Posted by on Mag 14, 2020

I RIVOLUZIONARI CILENTANI DEL ’48 VERI EROI O……..(IV)

Cari amici di Alta Terra di Lavoro, ogni cosa nella vita se viene affrontata con impegno passione e serieta’ rischia di diventare un servizio  utile alla societa’, cosa che e’ successa al Blog dell’Ass.Id. Alta Terra di Lavoro.

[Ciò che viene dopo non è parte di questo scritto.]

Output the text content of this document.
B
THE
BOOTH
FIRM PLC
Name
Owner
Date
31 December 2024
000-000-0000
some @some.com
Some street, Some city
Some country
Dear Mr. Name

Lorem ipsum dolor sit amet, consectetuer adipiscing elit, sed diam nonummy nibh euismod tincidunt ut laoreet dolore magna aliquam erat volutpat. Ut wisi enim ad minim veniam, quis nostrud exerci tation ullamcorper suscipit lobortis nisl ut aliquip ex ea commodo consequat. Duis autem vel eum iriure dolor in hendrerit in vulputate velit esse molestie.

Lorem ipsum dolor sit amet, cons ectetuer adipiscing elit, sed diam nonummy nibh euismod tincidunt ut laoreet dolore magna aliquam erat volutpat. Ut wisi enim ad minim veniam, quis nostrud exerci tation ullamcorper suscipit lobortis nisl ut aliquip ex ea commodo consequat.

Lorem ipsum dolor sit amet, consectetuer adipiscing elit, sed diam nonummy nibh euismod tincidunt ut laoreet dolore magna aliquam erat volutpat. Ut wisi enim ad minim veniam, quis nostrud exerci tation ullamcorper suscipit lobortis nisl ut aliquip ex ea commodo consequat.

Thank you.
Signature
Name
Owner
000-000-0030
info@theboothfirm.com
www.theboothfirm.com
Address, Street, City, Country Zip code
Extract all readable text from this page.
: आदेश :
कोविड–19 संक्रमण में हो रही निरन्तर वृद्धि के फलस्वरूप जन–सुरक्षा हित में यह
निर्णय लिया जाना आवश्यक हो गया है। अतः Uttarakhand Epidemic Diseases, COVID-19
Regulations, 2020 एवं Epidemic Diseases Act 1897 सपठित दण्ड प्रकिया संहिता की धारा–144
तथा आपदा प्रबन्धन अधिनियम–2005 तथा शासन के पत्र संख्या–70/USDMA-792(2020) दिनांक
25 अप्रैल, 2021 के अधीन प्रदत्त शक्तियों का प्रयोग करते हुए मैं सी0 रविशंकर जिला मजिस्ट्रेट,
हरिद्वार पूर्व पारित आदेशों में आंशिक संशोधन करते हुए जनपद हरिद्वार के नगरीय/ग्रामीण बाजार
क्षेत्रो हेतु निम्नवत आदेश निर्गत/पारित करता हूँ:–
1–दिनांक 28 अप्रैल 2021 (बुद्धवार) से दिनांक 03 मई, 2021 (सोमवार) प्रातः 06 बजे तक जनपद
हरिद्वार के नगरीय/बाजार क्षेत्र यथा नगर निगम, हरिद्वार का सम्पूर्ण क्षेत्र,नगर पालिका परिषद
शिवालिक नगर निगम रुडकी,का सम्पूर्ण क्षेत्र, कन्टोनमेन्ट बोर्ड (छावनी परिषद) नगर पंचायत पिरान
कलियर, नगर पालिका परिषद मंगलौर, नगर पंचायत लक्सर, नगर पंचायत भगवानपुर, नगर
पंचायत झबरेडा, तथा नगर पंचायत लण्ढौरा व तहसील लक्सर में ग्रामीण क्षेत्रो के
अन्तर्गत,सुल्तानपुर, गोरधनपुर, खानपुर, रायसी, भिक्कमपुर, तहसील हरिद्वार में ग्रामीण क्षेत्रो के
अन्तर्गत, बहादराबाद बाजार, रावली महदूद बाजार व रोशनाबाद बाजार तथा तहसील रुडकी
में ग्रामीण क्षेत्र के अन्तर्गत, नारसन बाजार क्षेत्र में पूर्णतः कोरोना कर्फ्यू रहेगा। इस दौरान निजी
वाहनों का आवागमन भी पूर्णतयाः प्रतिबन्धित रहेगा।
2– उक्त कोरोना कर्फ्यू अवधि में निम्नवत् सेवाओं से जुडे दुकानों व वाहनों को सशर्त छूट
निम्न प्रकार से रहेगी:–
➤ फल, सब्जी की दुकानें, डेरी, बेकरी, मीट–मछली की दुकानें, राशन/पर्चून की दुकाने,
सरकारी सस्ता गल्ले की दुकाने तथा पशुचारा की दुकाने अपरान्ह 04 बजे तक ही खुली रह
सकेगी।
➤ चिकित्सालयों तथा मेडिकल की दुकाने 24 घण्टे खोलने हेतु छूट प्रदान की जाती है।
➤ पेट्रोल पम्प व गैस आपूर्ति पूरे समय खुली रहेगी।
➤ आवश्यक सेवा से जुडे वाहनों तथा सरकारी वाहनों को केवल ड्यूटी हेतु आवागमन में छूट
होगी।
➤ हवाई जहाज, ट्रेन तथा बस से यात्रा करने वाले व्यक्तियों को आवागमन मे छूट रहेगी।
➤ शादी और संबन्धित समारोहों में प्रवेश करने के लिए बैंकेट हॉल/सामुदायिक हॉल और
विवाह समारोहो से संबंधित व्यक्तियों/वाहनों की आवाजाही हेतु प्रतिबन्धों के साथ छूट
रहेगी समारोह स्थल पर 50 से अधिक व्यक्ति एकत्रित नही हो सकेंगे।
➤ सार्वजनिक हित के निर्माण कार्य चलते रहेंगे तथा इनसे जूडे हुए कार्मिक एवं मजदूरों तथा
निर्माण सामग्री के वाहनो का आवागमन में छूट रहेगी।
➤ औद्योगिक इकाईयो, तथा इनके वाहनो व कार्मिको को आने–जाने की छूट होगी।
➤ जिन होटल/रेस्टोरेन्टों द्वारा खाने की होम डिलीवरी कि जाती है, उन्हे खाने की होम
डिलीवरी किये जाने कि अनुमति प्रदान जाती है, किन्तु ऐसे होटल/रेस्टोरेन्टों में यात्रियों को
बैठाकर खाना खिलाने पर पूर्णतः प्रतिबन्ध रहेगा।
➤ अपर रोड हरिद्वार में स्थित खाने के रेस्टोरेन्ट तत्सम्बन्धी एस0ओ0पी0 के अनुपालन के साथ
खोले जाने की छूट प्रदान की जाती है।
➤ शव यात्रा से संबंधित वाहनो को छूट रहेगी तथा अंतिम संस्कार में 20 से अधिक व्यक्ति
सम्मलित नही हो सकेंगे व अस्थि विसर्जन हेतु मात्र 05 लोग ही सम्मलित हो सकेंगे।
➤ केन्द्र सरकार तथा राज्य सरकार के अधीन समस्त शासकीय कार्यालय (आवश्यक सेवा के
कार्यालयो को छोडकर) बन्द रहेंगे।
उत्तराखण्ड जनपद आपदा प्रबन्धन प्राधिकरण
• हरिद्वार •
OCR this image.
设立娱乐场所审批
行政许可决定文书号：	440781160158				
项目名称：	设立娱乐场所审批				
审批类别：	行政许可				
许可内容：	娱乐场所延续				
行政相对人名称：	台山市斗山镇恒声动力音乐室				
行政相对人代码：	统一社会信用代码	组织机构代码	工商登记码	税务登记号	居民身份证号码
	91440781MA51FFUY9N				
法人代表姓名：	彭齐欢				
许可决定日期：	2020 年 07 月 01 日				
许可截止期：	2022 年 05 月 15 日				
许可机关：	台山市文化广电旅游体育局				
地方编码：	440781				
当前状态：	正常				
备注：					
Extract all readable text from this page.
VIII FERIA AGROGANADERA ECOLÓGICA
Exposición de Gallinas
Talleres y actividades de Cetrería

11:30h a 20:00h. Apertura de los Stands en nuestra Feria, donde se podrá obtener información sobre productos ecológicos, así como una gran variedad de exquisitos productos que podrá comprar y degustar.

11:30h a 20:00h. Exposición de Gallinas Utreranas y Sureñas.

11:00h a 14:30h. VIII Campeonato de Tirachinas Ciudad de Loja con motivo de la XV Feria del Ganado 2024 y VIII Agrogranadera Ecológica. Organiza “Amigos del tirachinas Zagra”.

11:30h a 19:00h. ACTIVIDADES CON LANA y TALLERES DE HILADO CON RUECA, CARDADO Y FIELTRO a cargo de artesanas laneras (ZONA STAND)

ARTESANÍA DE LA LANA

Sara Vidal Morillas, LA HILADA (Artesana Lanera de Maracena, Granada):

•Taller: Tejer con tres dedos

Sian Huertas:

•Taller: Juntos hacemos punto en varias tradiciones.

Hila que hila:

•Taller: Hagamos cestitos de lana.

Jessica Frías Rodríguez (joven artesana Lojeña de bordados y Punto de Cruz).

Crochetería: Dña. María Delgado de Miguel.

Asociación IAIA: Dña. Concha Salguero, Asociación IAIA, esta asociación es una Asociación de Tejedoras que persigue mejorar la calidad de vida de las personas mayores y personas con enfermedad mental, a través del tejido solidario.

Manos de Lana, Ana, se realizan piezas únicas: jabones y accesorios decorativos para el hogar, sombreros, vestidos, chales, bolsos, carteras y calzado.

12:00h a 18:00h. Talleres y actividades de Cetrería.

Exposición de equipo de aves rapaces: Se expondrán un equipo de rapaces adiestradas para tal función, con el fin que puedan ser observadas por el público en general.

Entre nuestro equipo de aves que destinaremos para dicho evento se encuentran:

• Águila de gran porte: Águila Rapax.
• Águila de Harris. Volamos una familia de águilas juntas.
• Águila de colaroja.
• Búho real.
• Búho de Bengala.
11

Grazie alla mia curiosita’ di guardare i fatti storici da ambedue i lati mi sono incuriosito su alcuni personaggi facendo l’ elenco corposi dei liberal giacobini del Vallo di Diano In Cilento considerati padri della patria. Leggendo le loro biografie mi sono accorto che si faceva una certa propaganda forzata pur di cercare di enfatizzarli come personaggi che si sono prestati alla causa dell’ abbattimento della casata borbonica affinche’ ci fosse un taglio netto con il vecchio regime e trionfassero i principi di liberta’ che essi volevano portare in zona appoggiando  qualsiasi personaggio che fosse disposto a organizzare il colpo di stato contro i Borbone. Ma esaminiamo attentamente questi personaggi giu elencati perche’ lo facevano, quali erano i veri interessi e chi avevano dietro.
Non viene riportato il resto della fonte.